Marquise de Merteuil en Vicomte de Valmont krijgen hun trekken thuis
Geen mooiere films dan kostuumfilms, zeg ik altijd, en ik vond mijn gelijk vrijdagavond laat bevestigd toen ik Stephen Frears’ meesterwerk Dangerous Liaisons na ruim twintig jaar op de Belgische televisie terugzag. De gemene Glenn Close en de fascinerend geaffecteerde, diabolische John Malkovich spelen wat mij betreft de rollen van hun leven als Marquise de Merteuil – naar eigen zeggen een meester-bedriegster en mannenverslindster – en haar evenknie en ex-minnaar, Vicomte de Valmont. In de nadagen van het Ancien Régime weeft dit immorele duo een web van verleiding, wraak en verraad, om… ja, om wat anders dan ter streling van hun kille ijdelheid, ter bevestiging van hun reputatie van onaantastbaarheid op het slagveld van de liefde? In-en-in verdorven zijn ze, en toch wonderlijk menselijk, sterker nog: bijna sympathiek. Ik zou haast zeggen: dat hebben ze gemeen met het Kakenmonster, de Koeienkop en de Glimlachende Diepzeevis, de drie bizarre volwassenen die ik in mijn lijvige debuutromannetje Mijn Beeldschone Aandoening opvoer en wier wereld door recensent Koos de Wilt van het AD treffend als ‘prachtig zedeloos’ is omschreven.
Maar terug naar deze film, die vele kwaliteiten kent, waaronder de geweldige aankleding.
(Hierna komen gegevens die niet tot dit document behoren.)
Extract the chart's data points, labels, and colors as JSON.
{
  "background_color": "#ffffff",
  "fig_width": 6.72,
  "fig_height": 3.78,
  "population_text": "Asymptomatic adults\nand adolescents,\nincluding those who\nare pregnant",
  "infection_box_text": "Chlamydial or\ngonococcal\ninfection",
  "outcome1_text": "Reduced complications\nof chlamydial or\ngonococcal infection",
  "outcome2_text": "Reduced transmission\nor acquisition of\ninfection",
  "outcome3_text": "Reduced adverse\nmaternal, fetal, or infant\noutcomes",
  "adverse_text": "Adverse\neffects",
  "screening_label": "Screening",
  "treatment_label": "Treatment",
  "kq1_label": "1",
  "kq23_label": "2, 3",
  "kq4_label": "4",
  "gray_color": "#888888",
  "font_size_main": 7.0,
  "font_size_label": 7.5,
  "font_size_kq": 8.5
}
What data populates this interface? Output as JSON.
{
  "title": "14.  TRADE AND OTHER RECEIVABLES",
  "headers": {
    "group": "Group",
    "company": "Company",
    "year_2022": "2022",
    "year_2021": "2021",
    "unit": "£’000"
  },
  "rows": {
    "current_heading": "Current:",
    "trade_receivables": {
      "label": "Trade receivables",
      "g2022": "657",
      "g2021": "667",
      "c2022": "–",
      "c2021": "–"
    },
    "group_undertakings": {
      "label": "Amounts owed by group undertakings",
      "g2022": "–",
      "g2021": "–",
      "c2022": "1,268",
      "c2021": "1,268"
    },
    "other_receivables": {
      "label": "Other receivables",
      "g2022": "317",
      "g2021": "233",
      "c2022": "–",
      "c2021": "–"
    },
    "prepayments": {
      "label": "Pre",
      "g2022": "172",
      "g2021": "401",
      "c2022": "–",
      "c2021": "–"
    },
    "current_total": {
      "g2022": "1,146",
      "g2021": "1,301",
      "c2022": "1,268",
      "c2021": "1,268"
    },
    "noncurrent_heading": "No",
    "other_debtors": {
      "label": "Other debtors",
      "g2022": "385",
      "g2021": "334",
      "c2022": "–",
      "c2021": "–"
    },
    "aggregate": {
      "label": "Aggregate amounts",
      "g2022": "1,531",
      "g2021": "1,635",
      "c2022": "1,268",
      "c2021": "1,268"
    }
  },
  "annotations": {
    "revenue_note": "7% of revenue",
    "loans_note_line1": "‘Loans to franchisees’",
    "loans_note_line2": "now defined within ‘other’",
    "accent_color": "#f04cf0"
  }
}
Zoals ik reeds aanstipte ben ik gek op pracht en praal – maar tegelijkertijd moet ik niets hebben van ‘klitter en klemmer’. De pracht en praal in deze film is imponerend maar ook levensecht, zonder valse glanslaag, met hier en daar zelfs wat sleetse plekken, wat de film een subtiele visuele en psychologische diepgang verleent. De mensen over wie deze film gaat mogen dan in fabelachtige rijkdom baden, hun tijd loopt ten einde en achter de schittering loert het bederf. Wat die kruisbestuiving van gedetailleerd realisme en grootse symboliek betreft, kan de film zich meten met de mooiste film aller tijden: zoals de kenners weten is dat het biologerende kostuumdrama ‘Barry Lyndon’ van Stanley Kubrick.
Dangerous Liaisions onderscheidt zich verder door het fantastische acteerwerk, de suspense die vrijwel geheel door dat acteerwerk wordt gedragen, en het doelbewust in ere houden van de clichés die in geen enkel 18de-eeuws verhaal mogen ontbreken: liefdesverdriet is dodelijk, zoals de arme Madame de Tourvel (Michelle Pfeiffer) moet ervaren, maar men sterft ook passend theatraal: wanneer de Vicomte de Valmont als gevolg van een verloren duel op het punt staat de laatste adem uit te blazen, gooit hij er nog een reeks schitterende, cruciale volzinnen uit, om dan pas het hoofd levenloos opzij te laten vallen. Tot slot zijn er nog tal van vermakelijkheden, zoals het in en uit sluipen van antichambres, gedonderjaag met compromitterende briefjes die van hot naar her worden gesmokkeld, het wegduiken achter kamerschermen, kortom: al die bewerkelijke, soms belachelijke, maar vaak ook perverse spelletjes en intriges van mensen die zich nergen anders om hoeven te bekommeren.
Achter deze kluchtigheid gaat echter een ernstige boodschap schuil. Marquise de Merteuil en Vicomte de Valmont krijgen hun trekken thuis. Uiteindelijk overschatten ze de spankracht van hun sublieme harteloosheid en vallen ze in de kuil die ze voor een ander hebben gegraven. De uiteindelijke les is dat diepere drijfveren niet kunnen worden ontkend en dat er nog één ding gevaarlijker is dan spelen met de hartstocht van een ander: spelen met je eigen hartstocht.
Volgens de geleerde Maarten Doorman ('De Romantische orde') weerspiegelt dit verhaal de overgang van 18e eeuw naar Romantiek, in het boek leest de markiezin Rousseau - om haar diepste roerselen te veinzen. Maar ja, het feit dat je van kostuumdrama's houdt verraadt je romantische inborst al... Het is geen schande. Vind ik. Maar wie ben ik, realistisch gesproken? En wat is mijn woord waard tegen de rollende donder van een gezalfde die de catalogi tegen het licht houdt?